For Reel


The Most Dangerous Game (1932)
June 27, 2012, 7:10 am
Filed under: Reviews | Tags: , , ,

Director(s): Ernest B. Schoedsack & Irving Pichel

At just over an hour in length, The Most Dangerous Game is a lively thriller made by many of the same minds behind the following year’s special effects landmark, King Kong. Adapted from Richard Connell’s short story, the picture concerns a big game hunter who dwells on a small island and longs for a challenge. When several men and women wash up on his shore, he tells them that should they successfully evade his lethal pursuit for a day, he will aid them in their escape. Years later, when the Production Code began to strictly inhibit what could be seen in Hollywood, the revealing outfits worn by Joel McCrea and Fay Wray would make revival screenings nigh impossible.
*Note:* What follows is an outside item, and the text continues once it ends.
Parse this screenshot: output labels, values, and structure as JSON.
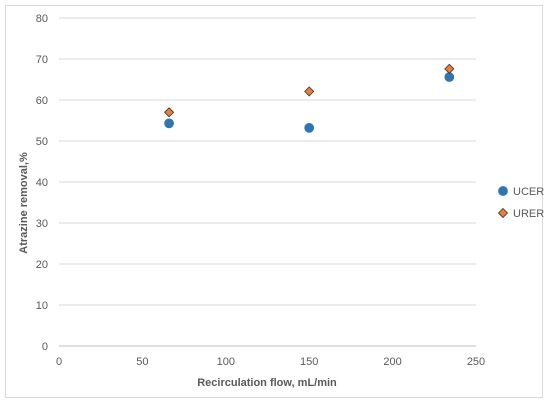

Narratively, the picture goes just about where one would expect it to in the most blunt manner imaginable – early on, McCrea chides, “This world’s divided into two kinds of people: the hunter and the hunted. Luckily I’m the hunter and nothing can change that.” – but its joys can be found in the tight, suspenseful editing and the impressive sets. Cinematographer Henry W. Gerrard, who passed away at the age of 35 in 1934, perhaps sought to mimic the aesthetic of Universal’s popular monster pictures, with dense fog and dark shadows establishing a gothic mood that makes tangible the dread of the victims. The final shot – in which the devious Leslie Banks falls to his fitting end as the heroes depart the island – is a masterful display of economical storytelling.